Le ministre de la Guerre, le général Célestin Simporé a envoyé – dans l’émission « Grand show RTB » de la télévision nationale enregistrée mi-janvier 2026 et diffusée fin janvier – un message ferme et clair aux terroristes qui attaquent depuis 2015 le Burkina Faso. Soit ils (ndlr terroristes) quittent le Burkina, soit, ils mourront, a affirmé le ministre Simporé. Une sortie qui vient conforter celle du Président du Faso, le Capitaine Ibrahim Traoré mi-décembre 2025 qui affirmait que les terroristes n’avaient désormais que deux choix: « fuir le Burkina Faso ou mourir », prévenait-il.
Le général Célestin Simporé à l’émission de la télévision publique dressait le bilan 2025 de la lutte contre le terrorisme qui est en nette progression.
Reprenant les propos du Président du Faso, le ministre de la Guerre a laissé un message ferme aux terroristes. « Le chef de l’État a été très clair. Les ennemis ont reçu un message et je pense qu’ils ont compris. Je pense qu’ils l’ont compris parce que sur le terrain on le constate », a déjà réagi le général Simporé er de préciser: – s’adressant aux terroristes – « soit vous quittez le Burkina. Soit vous mourrez. » Et pour y arriver, le patron de la Défense assure que le pays a plusieurs armes.
Selon lui, il s’agit entre autres, des réformes qui sont en train d’être opérées au sein des forces armées nationales, des recrutements en cours de sorte à mailler davantage le territoire national.
« Il faudrait qu’à un moment donné, quand un terroriste fait un mouvement, qu’il y est en face de lui, un combattant », a ajouté le général Célestin Simporé.

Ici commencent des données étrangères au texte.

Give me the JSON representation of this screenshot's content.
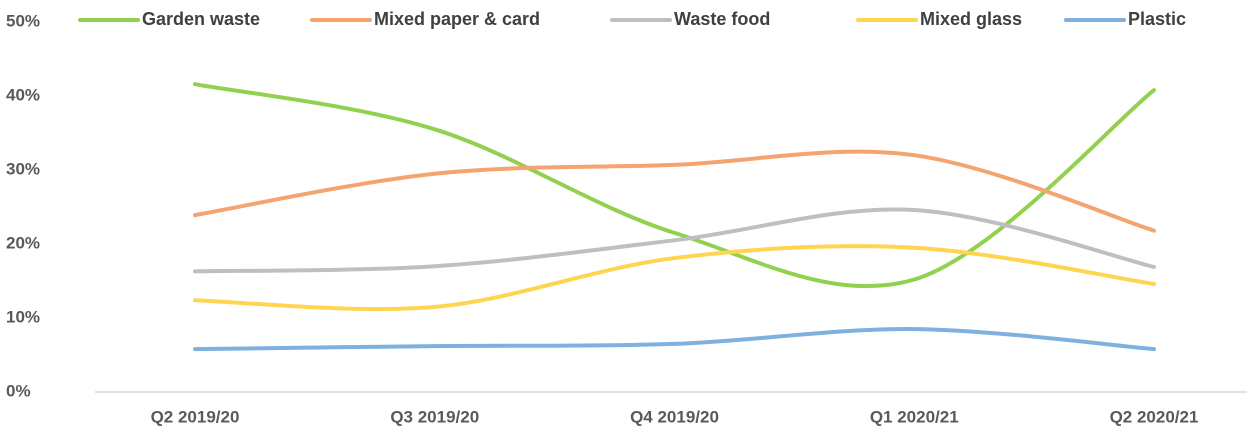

Le Président du Faso, le Capitaine Ibrahim Traoré – dans une adresse à la nation à l’occasion de la fête de l’indépendance le 11 décembre 2025 – avait assuré que le pays avait pu reconquérir plusieurs zones, longtemps entre les mains des terroristes. Pour ces forces du mal, le Président Traoré avait été clair: fuir le Burkina Faso ou mourir.
« Ces criminels qui avaient occupés ces zones de notre patrie et croire que c’était leur sanctuaire ont été délogés dans plusieurs zones et ils sont en train de fuir le Burkina Faso », avait affirmé le Président Traoré. « Ils n’ont que deux choix. Fuir le Burkina Faso ou mourir », avait-t-il assuré.